Menjaga kesatuan dan persatuan di sini bukan hanya terkait dengan individu, tetapi juga kesatuan dan persatuan wilayah. Ini ditegaskan oleh Nabi saw.:
إِذَا بُوْيِعَ لِخَلِيْفَتَيْنِ فَاقْتُلُوْا آخِرَ مِنْهُمَا
Jika telah dibaiat dua khalifah maka bunuhlah yang terakhir di antara keduanya (HR Muslim).
Islam tidak membiarkan potensi perbedaan dan perselisihan yang bisa menghancurkan kesatuan dan persatuan. Karena itu Islam menetapkan akidah Islam sebagai dasar negara. Dari akidah Islam inilah, UUD dan UU yang digunakan untuk menyelenggarakan negara dibangun.
3. Melindungi negara dari ide-Ide yang merusak.
Untuk melindungi negara dari ide-ide yang rusak, pendidikan menjadi pilar utama negara. Dasar yang menjadi pondasi kurikulum pendidikan di dalam negara Khilafah adalah akidah Islam. Karena itu seluruh kurikulum, materi pendidikan, metode dan seluruh proses belajar-mengajar tidak boleh bertentangan atau menyalahi dasar (akidah Islam) ini.
Secara umum, kebijakan pendidikan dalam negara Khilafah berorientasi untuk membentuk kepribadian Islam serta membekali rakyat dengan sains dan pengetahuan yang terkait dengan kehidupan. Karena itu metode pendidikannya disusun untuk bisa mewujudkan tujuan ini.
Untuk itu, negara Khilafah menetapkan hanya boleh ada satu kurikulum pendidikan yang diterapkan di wilayahnya. Negara Khilafah tidak akan mentoleransi adanya kurikulum lain, selain kurikulum negara. Meski negara Khilafah tidak melarang adanya sekolah swasta, yang didirikan oleh masyarakat, sekolah ini harus terikat dengan kurikulum negara.
Kurikulum merupakan uslûb dan khitthah hukum asalnya memang mubah. Dalam hal ini negara Khilafah boleh saja menetapkan satu kurikulum, yang dengan itu menjadi dasar dan patokan pendidikan di seluruh negara. Penetapan ini merupakan kewenangan Khalifah. Negara juga berhak melarang adanya kurikulum lain selain kurikulum yang ditetapkan oleh negara.

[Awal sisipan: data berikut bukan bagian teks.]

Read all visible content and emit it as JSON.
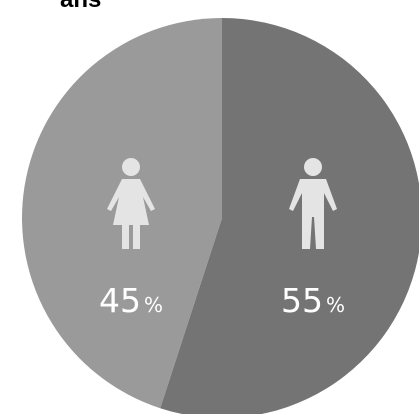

Khilafah akan belajar dari kesalahan Khilafah Utsmani, yang pada masanya diijinkan berdiri Universitas Kristen di Beirut. Universitas ini telah digunakan sebagai pusat gerakan separatis dan misionaris Kristen serta pusat penyebaran paham-paham yang bertentangan dengan Islam. Karena itu, sekolah, universitas atau lembaga seperti ini tidak boleh ada di dalam wilayah Khilafah.
4. Melindungi negara dari makar yang menghancurkan negara; mencegah intervensi asing dalam berbagai bentuknya.
Pada zaman Nabi Muhammad saw. sering terjadi peristiwa makar untuk menjatuhkan bahkan membunuh beliau. Peristiwa itu dengan jelas dan rinci dijelaskan Allah dalam al-Quran (Lihat, misalnya, QS al-Anfal [8]: 30).
Sejarah mengajarkan bahwa intervensi negara asing dalam tubuh Khilafah Utsmaniyah—misalnya serangan politik dan pemikiran serta kristenisasi yang dijalankan Inggris, Prancis, dan Amerika Serikat—ternyata sangat mematikan karena berujung pada kehancuran Khilafah tahun 1924. Penyebaran paham sekularisme dan nasionalisme yang kafir juga merupakan salah satu dampak intervensi asing yang jahat ini (Tha’imah, 1984; Khalidi & Farrukh, 1986).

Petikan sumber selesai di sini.